Showtime’s comedy “Weeds” is well established as one of the best shows on television right now. The series began when Nancy Botwin (Mary Louise Parker, who won a 2006 best actress Golden Globe award) became widowed, and began selling, what else, but weed to the people in her Pleasantville-like California suburb of Agrestic, to support her two kids and brother-in-law. Nancy’s business flourished in the second season when she began growing her own strand of pot called “Milf Weed.” “Milf Weed” was so distinctive that Snoop Dogg recorded a song about the product when Nancy made a delivery to his recording studio. Nancy began by just selling to neighborhood dads, but finds herself this season with a trunk of heroin in her laundry room. Each episode leaves the viewer hanging off a marijuana plant-covered cliff, anxious to know what happens next in Nancy’s sometimes dangerous, but generally comical, dope-dealing world.
6. WWTDD.com – What Would Tyler Durden Do?

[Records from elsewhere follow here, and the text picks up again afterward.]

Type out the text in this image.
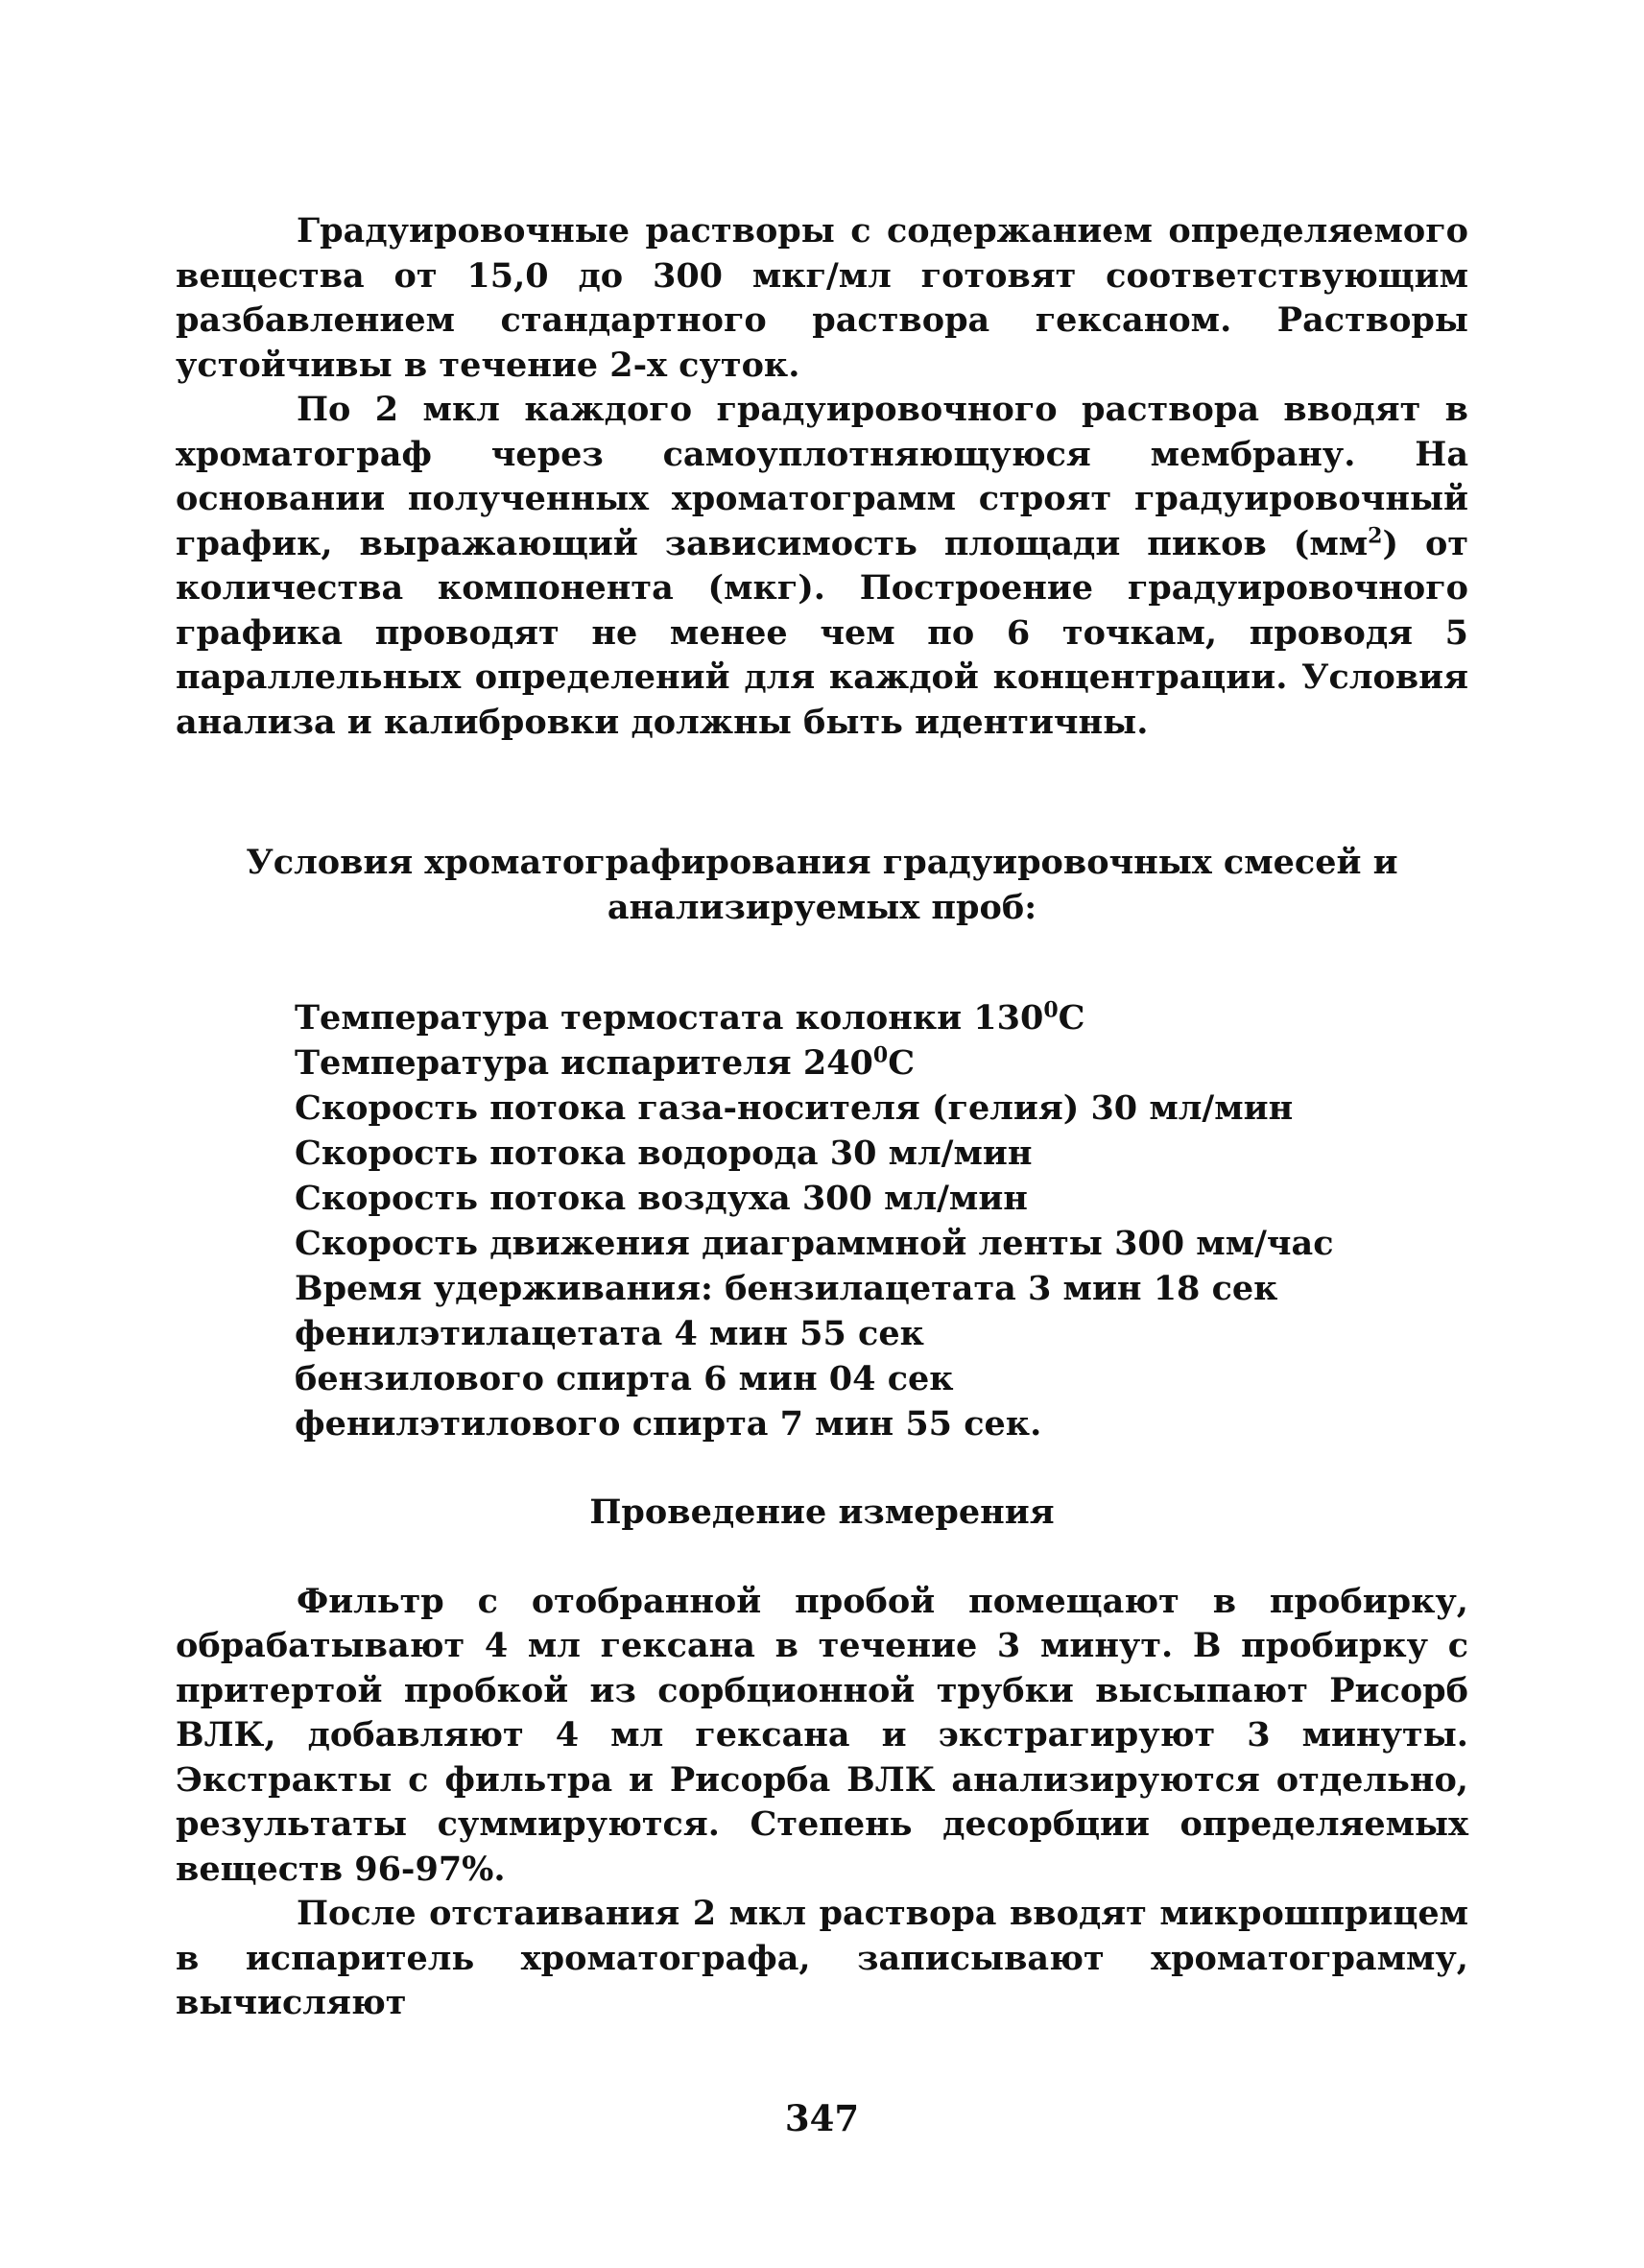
Градуировочные растворы с содержанием определяемого вещества от 15,0 до 300 мкг/мл готовят соответствующим разбавлением стандартного раствора гексаном. Растворы устойчивы в течение 2-х суток.

По 2 мкл каждого градуировочного раствора вводят в хроматограф через самоуплотняющуюся мембрану. На основании полученных хроматограмм строят градуировочный график, выражающий зависимость площади пиков $(мм^2)$ от количества компонента (мкг). Построение градуировочного графика проводят не менее чем по 6 точкам, проводя 5 параллельных определений для каждой концентрации. Условия анализа и калибровки должны быть идентичны.

Условия хроматографирования градуировочных смесей и
анализируемых проб:
Температура термостата колонки $130^0С$
Температура испарителя $240^0С$
Скорость потока газа-носителя (гелия) 30 мл/мин
Скорость потока водорода 30 мл/мин
Скорость потока воздуха 300 мл/мин
Скорость движения диаграммной ленты 300 мм/час
Время удерживания: бензилацетата 3 мин 18 сек
фенилэтилацетата 4 мин 55 сек
бензилового спирта 6 мин 04 сек
фенилэтилового спирта 7 мин 55 сек.
Проведение измерения

Фильтр с отобранной пробой помещают в пробирку, обрабатывают 4 мл гексана в течение 3 минут. В пробирку с притертой пробкой из сорбционной трубки высыпают Рисорб ВЛК, добавляют 4 мл гексана и экстрагируют 3 минуты. Экстракты с фильтра и Рисорба ВЛК анализируются отдельно, результаты суммируются. Степень десорбции определяемых веществ 96-97%.

После отстаивания 2 мкл раствора вводят микрошприцем в испаритель хроматографа, записывают хроматограмму, вычисляют

347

The world of celebrity entertainment has reached new lows in popularity. WWTDD.com takes a look at the over-exposed world of celebrity with a comical approach, poking fun of the rich and famous and their not-so-important lives. This blog, written by a man named only as Brendon, pays homage to Brad Pitt’s character Tyler Durden in ‘Fight Club.’ Instead of pretending like the lives of Paris, Britney and Lindsay are at all worthy of attention, WWTDD brings their scandals into the spotlight and then rips them to shreds. In the last couple of days, Britney Spears’ custody battle has been the highlight of WWTDD’s entries. One of yesterday’s items showed pictures of the singer frolicking around in her bra and underwear and then made fun of her for doing it. WWTDD is updated daily with the scandalous and ridiculous happenings of Hollywood and its hangers-on in the most unserious of ways.
7. TMZ on TV
The highly popular tabloid-style Web site, TMZ.com has recently premiered its daily show, “TMZ,” on Fox at 10:30 p.m. during the week, and at 11:30 p.m. on Saturday. After only about a week on air, the television program, which airs celebrity dirty laundry through paparazzi video and photography, already has about 1.8 million viewers and is the No. 1 new show in syndication. “TMZ” is hosted by television personality Harvey Levin, who presents the show’s content with a slightly sarcastic, sour-tinged outlook on the Hollywood lifestyle.
8. “Knocked Up” on DVD
Hands down the funniest movie of the summer, and probably in a long time before that, “Knocked Up” is finally making its way into my DVD player next week. The beyond hilarious “unrated and unprotected” version of the Judd Apatow film, starring Katherine Heigl and Seth Rogen, transcends the traditional goofball-bathroom-humor montage that generally attracts the 16-24 audience. The story of Alison (Heigl) and Ben (Rogen) is pretty simple: After a drunken night at a club, hot Alison and sloppy Ben sleep together and Alison winds up pregnant. However, “Knocked Up” goes above and beyond the simple humor that we might expect, giving the audience a realistic look (surrounded by uproarious laughter) at the lives of Ben’s pot-smoking buddies, Alison’s neurotic sister and mushroom-taking brother-in-law.